Intanto nel Paese sta mettendo lo zampino la Russia. Quando la giunta militare ha celebrato la Giornata delle forze armate nella capitale Naypyidaw con una parata con carri armati, missili e aerei militari, non mancavano i MiG-29 di fabbricazione russa.

Sette paesi asiatici hanno inviato delegazioni di basso profilo all’evento ospitato dal generale Min Aung Hlaing. Ma il funzionario più alto in grado a presenziare veniva da lontano, come racconta il Financial Times: si trattava di Alexander Fomin, vice ministro della Difesa russo.

La Russia si sta infilando in un vuoto diplomatico creato dalle altre principali potenze mondiali, che non hanno ancora deciso se (e in che modo) relazionarsi con la giunta golpista.

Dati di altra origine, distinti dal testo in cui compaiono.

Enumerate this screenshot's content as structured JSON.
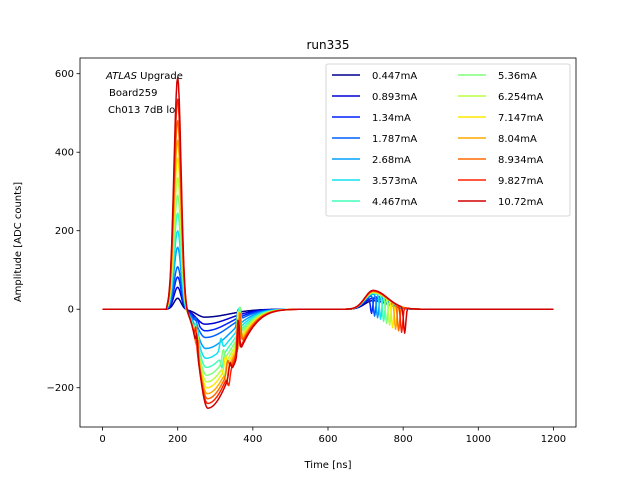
{
  "chart_data": {
    "type": "line",
    "title": "run335",
    "xlabel": "Time [ns]",
    "ylabel": "Amplitude [ADC counts]",
    "xlim": [
      -60,
      1260
    ],
    "ylim": [
      -300,
      640
    ],
    "xticks": [
      0,
      200,
      400,
      600,
      800,
      1000,
      1200
    ],
    "yticks": [
      -200,
      0,
      200,
      400,
      600
    ],
    "ytick_labels": [
      "−200",
      "0",
      "200",
      "400",
      "600"
    ],
    "grid": false,
    "legend_placement": "top-right",
    "legend_columns": 2,
    "annotation": {
      "line1_italic": "ATLAS",
      "line1_rest": " Upgrade",
      "line2": "Board259",
      "line3": "Ch013 7dB lo"
    },
    "x_start": 0,
    "x_end": 1200,
    "series": [
      {
        "name": "0.447mA",
        "color": "#00008f",
        "peak": 28,
        "undershoot": -20,
        "bump": 22,
        "glitch_pos": 0,
        "glitch_neg": 0
      },
      {
        "name": "0.893mA",
        "color": "#0000d0",
        "peak": 56,
        "undershoot": -38,
        "bump": 28,
        "glitch_pos": 0,
        "glitch_neg": 0
      },
      {
        "name": "1.34mA",
        "color": "#0020ff",
        "peak": 82,
        "undershoot": -55,
        "bump": 32,
        "glitch_pos": 20,
        "glitch_neg": -42
      },
      {
        "name": "1.787mA",
        "color": "#0060ff",
        "peak": 108,
        "undershoot": -72,
        "bump": 35,
        "glitch_pos": 30,
        "glitch_neg": -52
      },
      {
        "name": "2.68mA",
        "color": "#00a0ff",
        "peak": 158,
        "undershoot": -100,
        "bump": 38,
        "glitch_pos": 40,
        "glitch_neg": -58
      },
      {
        "name": "3.573mA",
        "color": "#10e0f0",
        "peak": 200,
        "undershoot": -125,
        "bump": 40,
        "glitch_pos": 52,
        "glitch_neg": -60
      },
      {
        "name": "4.467mA",
        "color": "#40ffb8",
        "peak": 245,
        "undershoot": -148,
        "bump": 41,
        "glitch_pos": 62,
        "glitch_neg": -62
      },
      {
        "name": "5.36mA",
        "color": "#80ff7c",
        "peak": 290,
        "undershoot": -168,
        "bump": 42,
        "glitch_pos": 70,
        "glitch_neg": -63
      },
      {
        "name": "6.254mA",
        "color": "#b8ff40",
        "peak": 335,
        "undershoot": -185,
        "bump": 43,
        "glitch_pos": 75,
        "glitch_neg": -63
      },
      {
        "name": "7.147mA",
        "color": "#ffe800",
        "peak": 385,
        "undershoot": -200,
        "bump": 44,
        "glitch_pos": 78,
        "glitch_neg": -64
      },
      {
        "name": "8.04mA",
        "color": "#ffa800",
        "peak": 430,
        "undershoot": -215,
        "bump": 45,
        "glitch_pos": 80,
        "glitch_neg": -64
      },
      {
        "name": "8.934mA",
        "color": "#ff6800",
        "peak": 480,
        "undershoot": -228,
        "bump": 46,
        "glitch_pos": 82,
        "glitch_neg": -64
      },
      {
        "name": "9.827mA",
        "color": "#ff2000",
        "peak": 535,
        "undershoot": -240,
        "bump": 47,
        "glitch_pos": 83,
        "glitch_neg": -65
      },
      {
        "name": "10.72mA",
        "color": "#d00000",
        "peak": 590,
        "undershoot": -252,
        "bump": 48,
        "glitch_pos": 84,
        "glitch_neg": -65
      }
    ]
  }
}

L’atteggiamento di Mosca fa eco alla sua decisione del 2015 di prestare sostegno militare al regime paria del presidente Bashar al-Assad in Siria, contribuendo a ribaltare le sorti della guerra civile a favore del dittatore.

“In termini di apparenza, sì, è un grande dito medio all’Occidente. Un modo di dire ‘noi possiamo fare quello che vogliamo’”, ha detto Alexander Gabuev del Carnegie Moscow Center, commentando la decisione di inviare un alto funzionario a Naypyidaw.

La mossa di Mosca è opportunistica, guidata anche dall’obiettivo di vendere armi. I legami della Russia con il Myanmar risalgono all’ex regime militare e sono continuati durante il decennio di democrazia. Mosca ha puntato su legami politici ed economici più stretti con i paesi asiatici da quando è sotto sanzioni per l’annessione della Crimea.

Il vice-ministro Fomin ha rapporti di lunga data con i funzionari del Myanmar grazie al suo precedente lavoro come capo del dipartimento di cooperazione tecnico-militare del ministero della Difesa. Ha contribuito a vendere parte delle armi russe esposte nella parata birmana.

Secondo lo Stockholm International Peace Research Institute – citato da FT – la Russia è il secondo più grande fornitore di armi del Myanmar dopo la Cina. L’esercito birmano è in attesa della consegna di sei caccia Sukhoi Su-30 ordinati nel 2019, e le due parti a gennaio hanno firmato contratti per un sistema di difesa aerea russo e una suite di droni di sorveglianza tattica.